Nearly decentralized oracle
The problem with oracles that rely on on-chain data is that they are a bit too new. If this is the case, why not introduce some artificial delay it? Write a smart contract and update it with the latest prices of decentralized exchanges such as Uniswap, but only when requested by a few privileged users. Now even if an attacker can manipulate the price, they cannot let your protocol actually use it.
This method is easy to use and quick work, but there are some drawbacks: when the block chain congestion, you may not be able to update prices according to the desired speed, sandwich still vulnerable to attack. In addition, your users need to believe that you will actually keep prices updated.
Manipulating price oracles is an extremely time-sensitive operation, because arbitrageurs are always watching and hoping to have the opportunity to optimize any sub-optimal market. If the attacker wants to minimize the risk, he needs to execute the two transactions required to manipulate the price oracle in a single transaction, so that arbitrageurs cannot get a foot in the middle.
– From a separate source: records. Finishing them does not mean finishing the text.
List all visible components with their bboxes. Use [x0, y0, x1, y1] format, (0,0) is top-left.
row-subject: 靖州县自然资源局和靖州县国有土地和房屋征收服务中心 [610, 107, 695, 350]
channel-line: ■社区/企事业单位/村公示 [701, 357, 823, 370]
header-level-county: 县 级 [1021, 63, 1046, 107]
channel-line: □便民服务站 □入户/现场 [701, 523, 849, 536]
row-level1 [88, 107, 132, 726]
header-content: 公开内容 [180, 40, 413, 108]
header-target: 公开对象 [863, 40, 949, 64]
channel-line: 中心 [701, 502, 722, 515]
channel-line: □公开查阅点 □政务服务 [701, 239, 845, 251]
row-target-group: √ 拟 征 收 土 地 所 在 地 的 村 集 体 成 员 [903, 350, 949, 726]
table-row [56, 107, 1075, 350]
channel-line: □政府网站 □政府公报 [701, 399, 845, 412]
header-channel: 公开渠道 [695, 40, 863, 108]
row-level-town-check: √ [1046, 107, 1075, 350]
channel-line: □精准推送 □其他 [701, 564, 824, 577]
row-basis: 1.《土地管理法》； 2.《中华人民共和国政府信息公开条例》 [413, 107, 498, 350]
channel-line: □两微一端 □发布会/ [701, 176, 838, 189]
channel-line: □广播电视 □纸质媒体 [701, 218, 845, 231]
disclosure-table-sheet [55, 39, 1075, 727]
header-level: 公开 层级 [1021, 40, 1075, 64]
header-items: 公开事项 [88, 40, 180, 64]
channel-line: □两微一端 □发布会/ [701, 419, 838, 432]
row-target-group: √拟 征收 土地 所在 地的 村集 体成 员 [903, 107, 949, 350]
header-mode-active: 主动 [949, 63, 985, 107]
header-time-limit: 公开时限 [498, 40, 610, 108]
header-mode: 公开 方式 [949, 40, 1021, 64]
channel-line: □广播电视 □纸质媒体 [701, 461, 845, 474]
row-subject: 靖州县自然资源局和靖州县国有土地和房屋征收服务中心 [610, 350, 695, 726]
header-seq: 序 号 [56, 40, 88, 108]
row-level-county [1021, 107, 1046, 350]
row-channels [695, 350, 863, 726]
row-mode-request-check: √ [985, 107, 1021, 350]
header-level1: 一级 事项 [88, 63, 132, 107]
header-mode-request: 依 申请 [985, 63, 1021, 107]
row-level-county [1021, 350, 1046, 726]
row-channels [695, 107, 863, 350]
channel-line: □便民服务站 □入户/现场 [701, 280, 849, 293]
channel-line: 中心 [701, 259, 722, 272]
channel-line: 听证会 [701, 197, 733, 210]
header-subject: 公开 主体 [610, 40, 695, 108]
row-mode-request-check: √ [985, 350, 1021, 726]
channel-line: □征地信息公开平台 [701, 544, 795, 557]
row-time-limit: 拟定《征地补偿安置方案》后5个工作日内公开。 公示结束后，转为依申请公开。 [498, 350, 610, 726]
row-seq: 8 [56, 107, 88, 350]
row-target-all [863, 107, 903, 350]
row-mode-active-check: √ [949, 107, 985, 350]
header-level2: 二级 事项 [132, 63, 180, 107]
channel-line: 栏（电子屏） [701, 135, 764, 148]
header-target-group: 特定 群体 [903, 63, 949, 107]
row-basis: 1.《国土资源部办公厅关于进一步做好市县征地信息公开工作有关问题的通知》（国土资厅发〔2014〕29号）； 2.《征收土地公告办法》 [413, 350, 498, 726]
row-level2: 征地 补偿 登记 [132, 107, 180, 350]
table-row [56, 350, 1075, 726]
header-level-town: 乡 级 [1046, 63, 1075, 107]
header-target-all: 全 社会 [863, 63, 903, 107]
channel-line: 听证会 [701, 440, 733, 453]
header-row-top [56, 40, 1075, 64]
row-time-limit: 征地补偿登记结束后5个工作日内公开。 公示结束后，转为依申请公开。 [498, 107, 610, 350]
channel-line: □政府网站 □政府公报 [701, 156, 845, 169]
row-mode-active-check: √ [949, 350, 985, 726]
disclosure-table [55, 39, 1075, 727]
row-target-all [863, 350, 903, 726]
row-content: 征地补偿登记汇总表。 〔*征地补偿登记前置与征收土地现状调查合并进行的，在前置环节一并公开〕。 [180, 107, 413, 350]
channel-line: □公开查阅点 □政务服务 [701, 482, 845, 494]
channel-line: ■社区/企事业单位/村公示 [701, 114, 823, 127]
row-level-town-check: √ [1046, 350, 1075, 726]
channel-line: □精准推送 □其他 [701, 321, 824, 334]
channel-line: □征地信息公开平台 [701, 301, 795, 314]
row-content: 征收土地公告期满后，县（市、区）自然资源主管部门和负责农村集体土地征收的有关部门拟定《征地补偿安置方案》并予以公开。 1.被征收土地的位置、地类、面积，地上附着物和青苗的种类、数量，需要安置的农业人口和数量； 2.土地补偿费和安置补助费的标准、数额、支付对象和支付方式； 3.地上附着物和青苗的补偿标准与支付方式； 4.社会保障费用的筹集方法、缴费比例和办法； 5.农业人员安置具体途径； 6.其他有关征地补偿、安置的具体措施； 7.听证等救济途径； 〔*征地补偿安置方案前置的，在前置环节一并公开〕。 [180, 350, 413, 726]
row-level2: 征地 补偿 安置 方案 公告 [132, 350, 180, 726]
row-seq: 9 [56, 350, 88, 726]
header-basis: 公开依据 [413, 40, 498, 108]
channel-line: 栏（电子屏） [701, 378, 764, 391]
As a developer agreement, if your system can support, simply Located between the entry and exit system to a short delay is sufficient to block blocks.
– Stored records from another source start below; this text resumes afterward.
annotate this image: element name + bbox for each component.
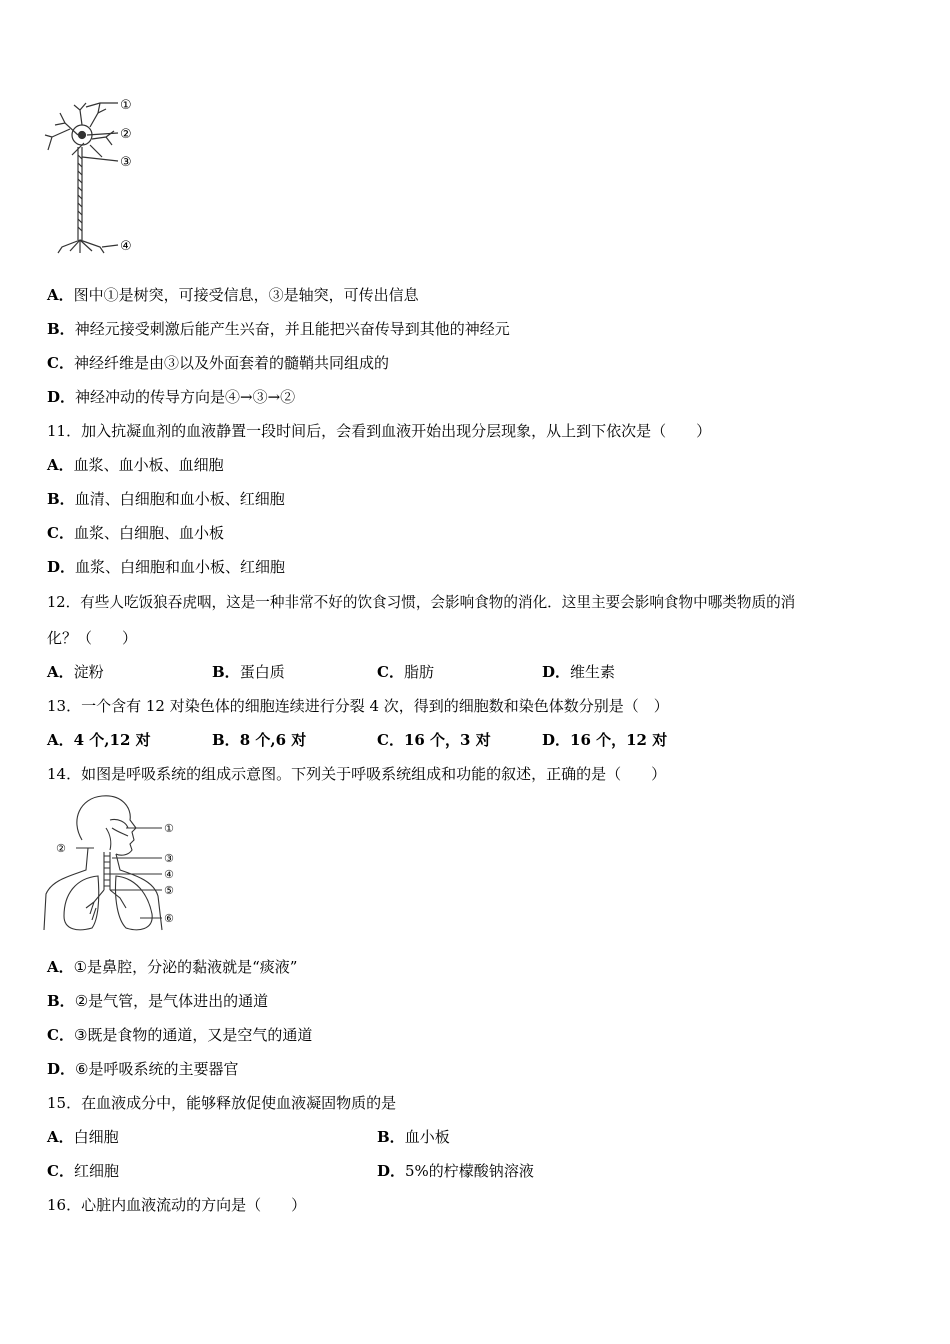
q14-option-a[interactable] — [47, 957, 297, 977]
option-label: D． — [47, 1060, 76, 1078]
neuron-label-1: ① — [120, 98, 132, 113]
option-text: 脂肪 — [403, 663, 434, 681]
option-label: A． — [47, 1128, 74, 1146]
option-label: D． — [542, 663, 571, 681]
option-label: B． — [47, 490, 75, 508]
option-text: 血清、白细胞和血小板、红细胞 — [74, 490, 285, 508]
q10-option-c[interactable] — [47, 353, 389, 373]
option-text: 维生素 — [570, 663, 616, 681]
q10-option-a[interactable] — [47, 285, 419, 305]
option-label: C． — [47, 1026, 74, 1044]
neuron-label-2: ② — [120, 127, 132, 142]
option-text: 5%的柠檬酸钠溶液 — [405, 1162, 534, 1180]
q15-option-c[interactable] — [47, 1161, 119, 1181]
q12-option-a[interactable] — [47, 662, 104, 682]
q11-stem: 11．加入抗凝血剂的血液静置一段时间后，会看到血液开始出现分层现象，从上到下依次是（ ） — [47, 422, 712, 440]
option-text: 神经冲动的传导方向是④→③→② — [75, 388, 296, 406]
option-label: C． — [377, 731, 404, 749]
respiratory-system-figure — [40, 790, 185, 942]
option-label: A． — [47, 286, 74, 304]
q11-option-d[interactable] — [47, 557, 285, 577]
resp-label-6: ⑥ — [164, 912, 174, 925]
option-text: 血浆、血小板、血细胞 — [73, 456, 224, 474]
option-label: B． — [212, 663, 240, 681]
option-text: 血小板 — [404, 1128, 450, 1146]
q13-option-c[interactable] — [377, 730, 491, 750]
q13-option-a[interactable] — [47, 730, 151, 750]
option-text: 淀粉 — [73, 663, 104, 681]
neuron-label-4: ④ — [120, 239, 132, 254]
option-text: 4 个,12 对 — [73, 731, 151, 749]
q12-option-b[interactable] — [212, 662, 285, 682]
q11-option-b[interactable] — [47, 489, 285, 509]
option-label: D． — [542, 731, 571, 749]
neuron-figure — [40, 95, 150, 260]
option-text: 16 个，12 对 — [570, 731, 668, 749]
option-text: 16 个，3 对 — [403, 731, 491, 749]
option-label: B． — [377, 1128, 405, 1146]
resp-label-3: ③ — [164, 852, 174, 865]
resp-label-5: ⑤ — [164, 884, 174, 897]
q13-stem: 13．一个含有 12 对染色体的细胞连续进行分裂 4 次，得到的细胞数和染色体数分别是（ ） — [47, 697, 669, 715]
option-text: 神经纤维是由③以及外面套着的髓鞘共同组成的 — [73, 354, 389, 372]
q15-option-b[interactable] — [377, 1127, 450, 1147]
option-label: A． — [47, 663, 74, 681]
option-label: C． — [377, 663, 404, 681]
q12-option-c[interactable] — [377, 662, 434, 682]
q16-stem: 16．心脏内血液流动的方向是（ ） — [47, 1196, 307, 1214]
option-text: 血浆、白细胞和血小板、红细胞 — [75, 558, 286, 576]
option-text: ②是气管，是气体进出的通道 — [74, 992, 269, 1010]
option-label: B． — [47, 320, 75, 338]
q13-option-b[interactable] — [212, 730, 306, 750]
option-text: ③既是食物的通道，又是空气的通道 — [73, 1026, 313, 1044]
option-label: D． — [47, 558, 76, 576]
option-text: 图中①是树突，可接受信息，③是轴突，可传出信息 — [73, 286, 419, 304]
q15-option-d[interactable] — [377, 1161, 534, 1181]
q10-option-b[interactable] — [47, 319, 510, 339]
q14-stem: 14．如图是呼吸系统的组成示意图。下列关于呼吸系统组成和功能的叙述，正确的是（ ） — [47, 765, 667, 783]
option-label: C． — [47, 354, 74, 372]
option-label: A． — [47, 731, 74, 749]
q11-option-c[interactable] — [47, 523, 224, 543]
q14-option-b[interactable] — [47, 991, 268, 1011]
option-label: A． — [47, 456, 74, 474]
resp-label-1: ① — [164, 822, 174, 835]
q14-option-d[interactable] — [47, 1059, 238, 1079]
option-label: B． — [47, 992, 75, 1010]
option-text: 8 个,6 对 — [239, 731, 307, 749]
q12-stem-line1: 12．有些人吃饭狼吞虎咽，这是一种非常不好的饮食习惯，会影响食物的消化．这里主要会影响食物中哪类物质的消 — [47, 594, 796, 611]
q13-option-d[interactable] — [542, 730, 667, 750]
option-label: D． — [47, 388, 76, 406]
q10-option-d[interactable] — [47, 387, 295, 407]
option-text: 血浆、白细胞、血小板 — [73, 524, 224, 542]
resp-label-2: ② — [56, 842, 66, 855]
option-label: C． — [47, 524, 74, 542]
option-text: 白细胞 — [73, 1128, 119, 1146]
option-text: 神经元接受刺激后能产生兴奋，并且能把兴奋传导到其他的神经元 — [74, 320, 510, 338]
q15-stem: 15．在血液成分中，能够释放促使血液凝固物质的是 — [47, 1094, 397, 1112]
neuron-label-3: ③ — [120, 155, 132, 170]
q14-option-c[interactable] — [47, 1025, 312, 1045]
option-label: B． — [212, 731, 240, 749]
option-text: 红细胞 — [73, 1162, 119, 1180]
resp-label-4: ④ — [164, 868, 174, 881]
option-label: A． — [47, 958, 74, 976]
option-label: C． — [47, 1162, 74, 1180]
option-text: 蛋白质 — [239, 663, 285, 681]
q12-option-d[interactable] — [542, 662, 615, 682]
option-label: D． — [377, 1162, 406, 1180]
option-text: ⑥是呼吸系统的主要器官 — [75, 1060, 239, 1078]
q12-stem-line2: 化？（ ） — [47, 629, 138, 647]
q15-option-a[interactable] — [47, 1127, 119, 1147]
q11-option-a[interactable] — [47, 455, 224, 475]
option-text: ①是鼻腔，分泌的黏液就是“痰液” — [73, 958, 298, 976]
Of course, this may affect the composability of the agreement, and the number of miners and traders joining hands to commit evil is increasing. In the future, bad factors may perform price oracle manipulation in multiple transactions, because they know that the miners they work with will ensure that no one can insert in the middle and get a share of their profits.
Time-weighted average price TWAP
Uniswap V2 introduces a TWAP oracle machine for developers on the chain. This document details the exact security guarantees provided by this oracle. Generally speaking, for large liquidity pools that have not been congested by the blockchain for a long time, the TWAP oracle has a high degree of resistance to oracle manipulation attacks. However, due to the nature of its implementation, it may react quickly enough to the huge time market volatility, liquidity and applies only to existing tokens on the chain assets.
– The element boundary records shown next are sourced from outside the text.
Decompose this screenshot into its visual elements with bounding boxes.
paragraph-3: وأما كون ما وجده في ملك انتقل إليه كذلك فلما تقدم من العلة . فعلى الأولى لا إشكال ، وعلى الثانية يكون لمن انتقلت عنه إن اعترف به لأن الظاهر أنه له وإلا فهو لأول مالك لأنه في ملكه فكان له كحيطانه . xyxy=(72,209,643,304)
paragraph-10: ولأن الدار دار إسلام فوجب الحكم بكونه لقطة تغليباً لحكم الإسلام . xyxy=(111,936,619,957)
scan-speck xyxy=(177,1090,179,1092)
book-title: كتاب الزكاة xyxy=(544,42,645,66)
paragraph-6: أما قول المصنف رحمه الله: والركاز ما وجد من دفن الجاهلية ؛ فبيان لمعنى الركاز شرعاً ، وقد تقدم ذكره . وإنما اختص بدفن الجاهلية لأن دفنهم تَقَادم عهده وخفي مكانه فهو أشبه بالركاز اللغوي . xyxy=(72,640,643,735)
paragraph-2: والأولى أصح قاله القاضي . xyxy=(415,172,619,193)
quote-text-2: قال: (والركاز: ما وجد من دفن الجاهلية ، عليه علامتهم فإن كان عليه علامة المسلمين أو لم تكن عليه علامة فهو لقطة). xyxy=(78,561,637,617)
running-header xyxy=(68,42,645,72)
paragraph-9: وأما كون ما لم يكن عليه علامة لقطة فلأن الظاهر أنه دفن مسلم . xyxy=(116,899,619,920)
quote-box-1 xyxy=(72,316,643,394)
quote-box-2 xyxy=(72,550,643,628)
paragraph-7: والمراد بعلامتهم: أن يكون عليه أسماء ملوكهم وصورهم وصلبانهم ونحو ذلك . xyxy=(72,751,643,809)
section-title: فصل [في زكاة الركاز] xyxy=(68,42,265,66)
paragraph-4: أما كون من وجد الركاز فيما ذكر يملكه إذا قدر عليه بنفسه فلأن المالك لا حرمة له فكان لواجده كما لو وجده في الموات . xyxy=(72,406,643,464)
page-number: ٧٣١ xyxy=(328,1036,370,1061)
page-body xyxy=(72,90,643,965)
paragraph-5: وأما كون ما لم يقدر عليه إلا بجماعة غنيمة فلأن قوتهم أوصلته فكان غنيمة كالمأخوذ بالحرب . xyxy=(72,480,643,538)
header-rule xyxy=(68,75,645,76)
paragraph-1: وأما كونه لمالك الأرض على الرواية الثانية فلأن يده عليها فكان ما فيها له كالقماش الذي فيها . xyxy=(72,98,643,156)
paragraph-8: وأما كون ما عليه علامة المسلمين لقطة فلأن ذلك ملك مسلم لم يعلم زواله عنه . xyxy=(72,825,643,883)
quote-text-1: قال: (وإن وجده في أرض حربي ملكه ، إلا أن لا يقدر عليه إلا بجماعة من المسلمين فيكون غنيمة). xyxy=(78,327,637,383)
Sometimes they say that if you want to do the right thing, you’d better do it yourself. What if you call up N trusted friends and ask them to submit the on-chain price they think is correct, and the best M answer is the current price?
This method is now adopted by many large-scale projects: Maker runs a set of price sources operated by trusted entities, Compound creates special bidders such as Open Oracle and Coinbase, Chainlink aggregates price data from Chainlink operators and puts them on the chain Make it public. Remember, if you choose to use one of these solutions, you have now delegated trust to a third party, and your users can only do so. Requiring bidders to manually release on-chain updates also means that during periods of high market volatility and blockchain congestion, price updates may not arrive on time.
to sum up
DeFi price oracle for safety-critical, but often overlooked. Using price oracles safely is a difficult problem. There are many ways to balance yourself and your users. In this article, we introduced the oracle price manipulation cases of attacks have occurred, and confirmed that reads price information in the transaction process may be unsafe, may lead to catastrophic financial losses. We also discussed some of the techniques used by other projects to combat price oracle manipulation. In the final analysis, every situation is unique, and you may find yourself unsure whether the current use of price oracles is correct. If this is the case, please feel free to contact us for advice.
Special thanks to Dan Robinson and Georgios Konstantopoulos for reviewing this article.